Sunday 16 July 2017

Execution plan for Update statement in sql server

UPDATE statements are against one table at a time. Depending on the structure of the table, and the values to be updated.
See the update statement in
UPDATE NewAddress
SET [City] = 'Pune',
[ModifiedDate] = GETDATE()
WHERE [City] = 'Monroe' ;
See the execution plan

Let's begin reading this execution plan in the physical operation order, from right to left. The first operator is a Non Clustered Index Scan, which retrieves all of the necessary rows from a non-clustered index, scanning through them, and one row at a time.

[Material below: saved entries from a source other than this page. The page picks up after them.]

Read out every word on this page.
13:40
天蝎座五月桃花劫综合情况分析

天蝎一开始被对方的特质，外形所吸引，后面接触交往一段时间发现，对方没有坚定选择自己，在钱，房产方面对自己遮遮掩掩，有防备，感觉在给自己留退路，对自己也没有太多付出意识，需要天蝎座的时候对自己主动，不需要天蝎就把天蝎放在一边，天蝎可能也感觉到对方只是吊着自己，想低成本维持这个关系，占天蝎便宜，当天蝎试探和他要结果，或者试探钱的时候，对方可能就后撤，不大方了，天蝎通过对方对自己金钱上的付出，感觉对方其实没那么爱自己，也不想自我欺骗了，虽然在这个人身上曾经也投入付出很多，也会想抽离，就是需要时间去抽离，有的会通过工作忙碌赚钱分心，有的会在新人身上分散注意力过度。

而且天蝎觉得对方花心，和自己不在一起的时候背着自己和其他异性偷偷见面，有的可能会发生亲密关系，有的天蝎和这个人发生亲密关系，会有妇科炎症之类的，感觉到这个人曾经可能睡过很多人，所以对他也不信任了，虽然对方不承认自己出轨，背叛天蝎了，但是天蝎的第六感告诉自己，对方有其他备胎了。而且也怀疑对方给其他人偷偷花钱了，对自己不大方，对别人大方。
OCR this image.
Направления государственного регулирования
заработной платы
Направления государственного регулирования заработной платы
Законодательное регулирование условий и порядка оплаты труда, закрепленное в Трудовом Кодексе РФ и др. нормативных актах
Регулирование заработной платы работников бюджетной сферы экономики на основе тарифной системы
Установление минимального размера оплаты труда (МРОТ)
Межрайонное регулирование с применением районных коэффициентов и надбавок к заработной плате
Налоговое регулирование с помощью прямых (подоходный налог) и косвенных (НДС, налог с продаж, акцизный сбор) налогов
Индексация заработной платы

This is not particularly efficient and should be a flag to you that perhaps the table needs better indexes to speed performance. The purpose of this operator is to identify all the rows WHERE [City] = 'Monroe', and then send them to the next operator.

The next three operators are all Compute Scalar operators, which we have seen before. In this case, they are used to evaluate expressions and to produce a computed scalar value, such as the GETDATE () function used in the query.


Now we get to the core of the UPDATE statement, the Table Update operator. In this case, the values being updated are part of a clustered index. So this operator identifies the rows to be updated, and updates them. Last of all, we see the generic T-SQL Language Element catchall operator, which tells us that an UPDATE operation has been completed.